Even though the Disney film “Ruby Bridges” has been shown during Black History Month in Florida’s Pinellas County for years, it was recently pulled because a parent was worried that it would teach white children about the racism that Black children faced.
Emily Conklin, whose child attends North Shore Elementary parent, refused to let the student see “Ruby Bridges” when it was shown earlier this month. Conklin believed that the movie was inappropriate for second graders.
She made a formal complaint on March 6, stating that the use of racial epithets and images of white folks who harassed Ruby as she walked into a school will allow white children to see the racist history of segregation.
School officials for Pinellas decided to ban the movie at the St. Petersburg school until a review committee can evaluate it. This is ultimately a result of Florida parents having more say in deciding what children can see and read in schools.

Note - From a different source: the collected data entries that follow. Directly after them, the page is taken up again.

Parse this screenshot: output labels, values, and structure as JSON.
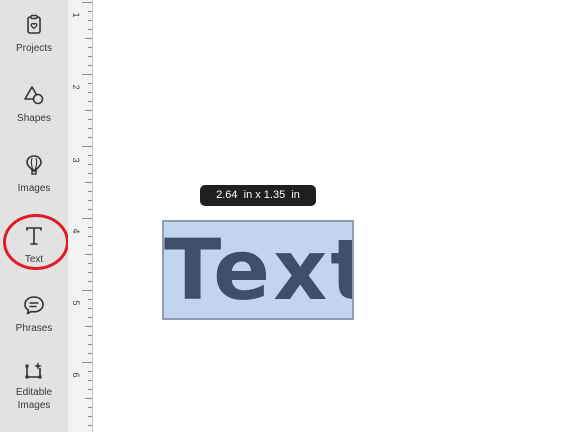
{
  "sidebar": {
    "items": [
      {
        "label": "Projects",
        "icon": "projects-icon"
      },
      {
        "label": "Shapes",
        "icon": "shapes-icon"
      },
      {
        "label": "Images",
        "icon": "images-icon"
      },
      {
        "label": "Text",
        "icon": "text-icon"
      },
      {
        "label": "Phrases",
        "icon": "phrases-icon"
      },
      {
        "label": "Editable Images",
        "icon": "editable-images-icon"
      }
    ],
    "highlighted_item": "Text",
    "highlight_color": "#e01b24"
  },
  "ruler": {
    "numbers": [
      "1",
      "2",
      "3",
      "4",
      "5",
      "6"
    ]
  },
  "canvas": {
    "dimension_badge": "2.64  in x 1.35  in",
    "text_object": {
      "text": "Text",
      "fill_color": "#3e4e6b",
      "selection_color": "#c3d5ee"
    }
  }
}
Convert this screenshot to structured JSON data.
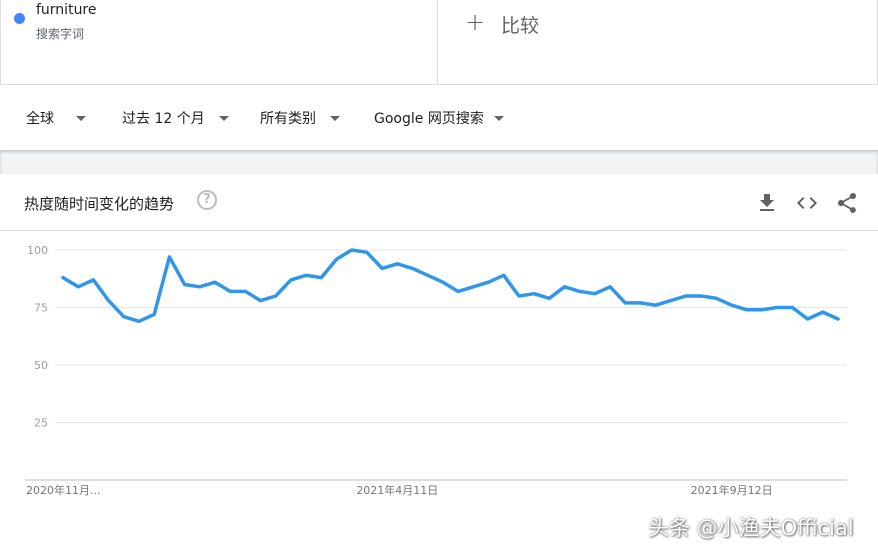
{
  "search_terms": {
    "term": {
      "name": "furniture",
      "type": "搜索字词",
      "color": "#4285f4"
    },
    "compare": {
      "icon": "plus-icon",
      "label": "比较",
      "plus": "+"
    }
  },
  "filters": [
    {
      "label": "全球"
    },
    {
      "label": "过去 12 个月"
    },
    {
      "label": "所有类别"
    },
    {
      "label": "Google 网页搜索"
    }
  ],
  "trend_card": {
    "title": "热度随时间变化的趋势",
    "help_icon": "?",
    "actions": [
      "download-icon",
      "embed-icon",
      "share-icon"
    ]
  },
  "chart_data": {
    "type": "line",
    "title": "",
    "xlabel": "",
    "ylabel": "",
    "ylim": [
      0,
      100
    ],
    "yticks": [
      25,
      50,
      75,
      100
    ],
    "grid": true,
    "x_tick_labels": [
      "2020年11月...",
      "2021年4月11日",
      "2021年9月12日"
    ],
    "x_tick_indices": [
      0,
      22,
      44
    ],
    "series": [
      {
        "color": "#2f96ea",
        "values": [
          88,
          84,
          87,
          78,
          71,
          69,
          72,
          97,
          85,
          84,
          86,
          82,
          82,
          78,
          80,
          87,
          89,
          88,
          96,
          100,
          99,
          92,
          94,
          92,
          89,
          86,
          82,
          84,
          86,
          89,
          80,
          81,
          79,
          84,
          82,
          81,
          84,
          77,
          77,
          76,
          78,
          80,
          80,
          79,
          76,
          74,
          74,
          75,
          75,
          70,
          73,
          70
        ]
      }
    ]
  },
  "watermark": "头条 @小渔夫Official"
}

In an open letter, Ric Davis—who is president of Concerned Organization for Quality Education for Black Students—wrote: “Many from historically marginalized communities are asking whether this so-called integrated education system in Pinellas County can even serve the diverse community fairly and equitably.”
He continued: “The (Pinellas) district’s leadership appears to fear the potential consequences of not acting in the way they have on these two decisions. This approach to challenging times in education in our state raises serious questions about Superintendent (Kevin) Hendrick’s leadership.”
The demographics of enrollment in Pinellas district schools is 51% white, 20% Hispanic, 19% Black and 4% Asian, according to state records. The rest of the students enrolled are of Native American or Pacific Islander descent or are categorized as belonging to two or more races.
Conklin was one of two parents who refused to let their children watch the movie after the elementary school sent out permission slips, which included a link to a trailer two weeks before the movie before was shown to classes.